Отрадное - страница 7



А там откос, а спросить некого, а по откосу отец уже не мог идти, покатился вниз, а мать в ужасе кричала, потому что думала, что так он докатится до рельсов и его задавит поезд.

А я узнал, что поезд не задавит, потому что рядом с рельсами, чтобы их не захлестнула дождевая вода, проходит специально вырытая канава. Но это я узнал только через семнадцать лет, когда пошел работать на железную дорогу, а сейчас мы с матерью не знали это, и она истошно кричала: «Вернись, а то попадешь под поезд!»

Ну, кое-как, кое-как на четвереньках он все-таки выбрался, неприятно для своего лица лыбился, говорил: «А? Что? Испугались, что папка под поезд попадет? Нет, папка еще выберется».

Так мы его подняли, взяли под мышки и пошли, как могли, трюх-трюх, трюх-трюх. Минут сорок с косогора спускались к следующей железнодорожной станции. Тут нам подфартило: поезд подошел, втащили его в вагон, и он отключился. Теперь через сорок пять минут будить его в Москве. Просыпаться он не хотел, а когда все-таки пошли – в метро нас не пускала билетерша. Мать говорит:

– Ну, пустите!

– Нет, не пущу, он пьяный.

– Ну, пустите, у нас через двадцать минут последняя электричка отходит от Белорусского вокзала, нам негде будет ночевать!

– А я за вас, если он упадет с платформы на рельсы, в тюрьму не пойду. Меня ругать будут за то, что я вас пустила.

– Ну, девушка, ну, пожалуйста, пустите, нам правда, негде ночевать в Москве. Я его за руку держать буду, он не упадет!

Ну, пустила. Все станции, как куль с овсом, отец проехал молча, отключенно, а на Белорусской сел в поезд: «Давай с тобой споем, сосед, что-то скучно в вагоне!»

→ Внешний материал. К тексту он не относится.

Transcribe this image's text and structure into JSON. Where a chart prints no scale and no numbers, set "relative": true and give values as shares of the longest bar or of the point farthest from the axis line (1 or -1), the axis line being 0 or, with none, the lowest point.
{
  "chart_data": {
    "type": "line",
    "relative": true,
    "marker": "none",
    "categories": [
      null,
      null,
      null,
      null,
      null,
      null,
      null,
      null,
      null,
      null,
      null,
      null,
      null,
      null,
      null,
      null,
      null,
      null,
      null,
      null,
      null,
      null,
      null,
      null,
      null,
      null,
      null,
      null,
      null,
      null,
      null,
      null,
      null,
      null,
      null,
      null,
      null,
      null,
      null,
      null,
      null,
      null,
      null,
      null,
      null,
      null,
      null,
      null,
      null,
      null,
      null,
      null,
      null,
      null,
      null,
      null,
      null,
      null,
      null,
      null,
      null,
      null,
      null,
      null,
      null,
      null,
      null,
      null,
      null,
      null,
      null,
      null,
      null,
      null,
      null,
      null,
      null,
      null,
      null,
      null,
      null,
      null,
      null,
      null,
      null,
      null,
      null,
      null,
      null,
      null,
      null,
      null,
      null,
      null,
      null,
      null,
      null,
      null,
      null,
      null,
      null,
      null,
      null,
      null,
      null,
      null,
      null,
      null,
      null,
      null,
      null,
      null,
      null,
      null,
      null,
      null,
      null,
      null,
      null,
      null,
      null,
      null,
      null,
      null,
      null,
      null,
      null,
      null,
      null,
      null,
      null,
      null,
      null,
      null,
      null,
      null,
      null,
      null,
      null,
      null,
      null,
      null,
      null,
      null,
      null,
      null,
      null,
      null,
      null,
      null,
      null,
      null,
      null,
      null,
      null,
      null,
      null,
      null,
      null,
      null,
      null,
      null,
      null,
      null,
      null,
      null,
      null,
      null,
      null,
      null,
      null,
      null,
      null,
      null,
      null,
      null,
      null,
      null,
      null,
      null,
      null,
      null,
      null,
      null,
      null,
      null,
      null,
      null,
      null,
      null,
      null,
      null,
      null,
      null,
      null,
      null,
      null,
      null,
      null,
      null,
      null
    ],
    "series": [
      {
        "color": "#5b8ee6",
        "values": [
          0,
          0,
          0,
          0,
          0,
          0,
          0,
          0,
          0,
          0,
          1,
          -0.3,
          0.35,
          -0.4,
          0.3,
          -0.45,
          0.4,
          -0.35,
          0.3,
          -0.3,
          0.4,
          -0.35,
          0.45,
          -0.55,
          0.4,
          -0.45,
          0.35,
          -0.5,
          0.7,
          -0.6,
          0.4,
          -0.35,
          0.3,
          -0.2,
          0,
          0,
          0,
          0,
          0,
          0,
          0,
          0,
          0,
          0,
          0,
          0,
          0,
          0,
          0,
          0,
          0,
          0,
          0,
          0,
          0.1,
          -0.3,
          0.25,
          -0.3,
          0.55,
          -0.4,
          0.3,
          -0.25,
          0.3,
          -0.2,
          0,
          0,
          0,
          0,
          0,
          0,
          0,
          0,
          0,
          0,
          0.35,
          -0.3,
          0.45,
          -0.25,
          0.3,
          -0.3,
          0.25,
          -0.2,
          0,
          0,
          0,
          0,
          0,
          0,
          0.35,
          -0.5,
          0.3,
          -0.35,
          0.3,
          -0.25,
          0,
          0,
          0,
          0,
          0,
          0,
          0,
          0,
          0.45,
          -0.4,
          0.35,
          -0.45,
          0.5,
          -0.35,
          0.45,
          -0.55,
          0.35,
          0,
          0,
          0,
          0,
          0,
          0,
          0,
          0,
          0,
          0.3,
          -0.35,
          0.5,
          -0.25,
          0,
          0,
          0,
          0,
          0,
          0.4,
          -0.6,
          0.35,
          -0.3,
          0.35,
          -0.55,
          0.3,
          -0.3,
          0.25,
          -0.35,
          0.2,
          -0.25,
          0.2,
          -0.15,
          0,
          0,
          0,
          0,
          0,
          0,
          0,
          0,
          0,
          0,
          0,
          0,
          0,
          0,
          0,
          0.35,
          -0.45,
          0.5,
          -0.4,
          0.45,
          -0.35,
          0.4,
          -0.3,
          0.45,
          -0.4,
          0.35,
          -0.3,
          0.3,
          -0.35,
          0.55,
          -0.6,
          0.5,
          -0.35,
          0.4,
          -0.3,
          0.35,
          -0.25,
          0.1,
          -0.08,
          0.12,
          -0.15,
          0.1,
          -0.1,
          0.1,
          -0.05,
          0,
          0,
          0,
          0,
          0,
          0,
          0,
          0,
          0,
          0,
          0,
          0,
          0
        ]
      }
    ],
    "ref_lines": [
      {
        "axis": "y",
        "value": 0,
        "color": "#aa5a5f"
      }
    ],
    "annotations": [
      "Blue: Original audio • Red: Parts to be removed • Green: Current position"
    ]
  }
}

А мать мне говорила, что он работает типографщиком за квартиру, на второй работе телемастером за проживные деньги, а третья его работа – участвовать в хоре Дома культуры типографии.

Он не слабо начал:

«Постой, выпьем, ей Богу, ещё,
но кто так бессовестно врет,
что мы, брат, пьяны?
Постой, постой,
а Бетси нам снова нальет!»

Отец не делал различия между репертуаром хора и домашними песнями и в любой компании пел репертуар хора. Это была обработка Бетховеном народной шотландской песни.

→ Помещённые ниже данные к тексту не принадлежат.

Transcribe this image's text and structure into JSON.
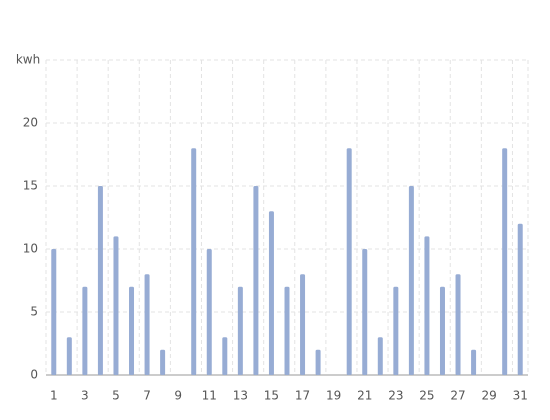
{
  "chart_data": {
    "type": "bar",
    "y_label": "kwh",
    "categories": [
      "1",
      null,
      "3",
      null,
      "5",
      null,
      "7",
      null,
      "9",
      null,
      "11",
      null,
      "13",
      null,
      "15",
      null,
      "17",
      null,
      "19",
      null,
      "21",
      null,
      "23",
      null,
      "25",
      null,
      "27",
      null,
      "29",
      null,
      "31"
    ],
    "values": [
      10,
      3,
      7,
      15,
      11,
      7,
      8,
      2,
      0,
      18,
      10,
      3,
      7,
      15,
      13,
      7,
      8,
      2,
      0,
      18,
      10,
      3,
      7,
      15,
      11,
      7,
      8,
      2,
      0,
      18,
      12
    ],
    "color": "#97acd4",
    "ylim": [
      0,
      25
    ],
    "yticks": [
      0,
      5,
      10,
      15,
      20
    ],
    "grid": true
  }
}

Мать просит: – Брось! А он не унимается. А приехали, вышли на платформу – все стали плясать молдовеняску. В два часа ночи. Её к нам война принесла, синкопированную. Участники войны из Западной Европы принесли её, и здесь она пошла после русской «Барыни» как новый музыкальный шаг.

Чудом с помощью матери отец доехал до дома. А в следующий раз, через полгода, он оказался в дороге один и так же пьян. К нему подошли и сказали: «Вот у тебя чемоданчик хороший, дай-ка нам, он нам понравился» – «Что? – отец с трудом встал на ноги. – Да я сейчас тебя на бокс сделаю» – «Ха-ха-ха! Ты? Меня? А ну-ка, ребятки, вынесем-ка мы его, да выбросим в дверь. А то он еще и дерется, вон мне губу разбил, нахал какой».

Тогда автоматических дверей не было. Его выкинули, а чемоданчик забрали. И больше я папеньку не видел. Умер папенька, безвозвратно ушел.

Дальше меня водила в садик только мать и забирала тоже она. Много плакала, много рассказывала, какой он был, что еще месяц пролежал в больнице на Беговой.

Глава 5. В палате Боткинской больницы

В палате отец лежал с пастором. Теперь мать считала, что это утешение отцу послало провидение.

Когда пациенты узнали, что это немец и по-русски ни бум-бум, да еще к тому же пастор, то разговаривать с ним никто не захотел. Только десять лет как война закончилась. У них раны, и память, и убеждения не дают согласия с ним. Все молча занялись своими делами. Кто записку домой писал, кто пуговицу крутил от недоумения, а кто форточку закрывал и открывал.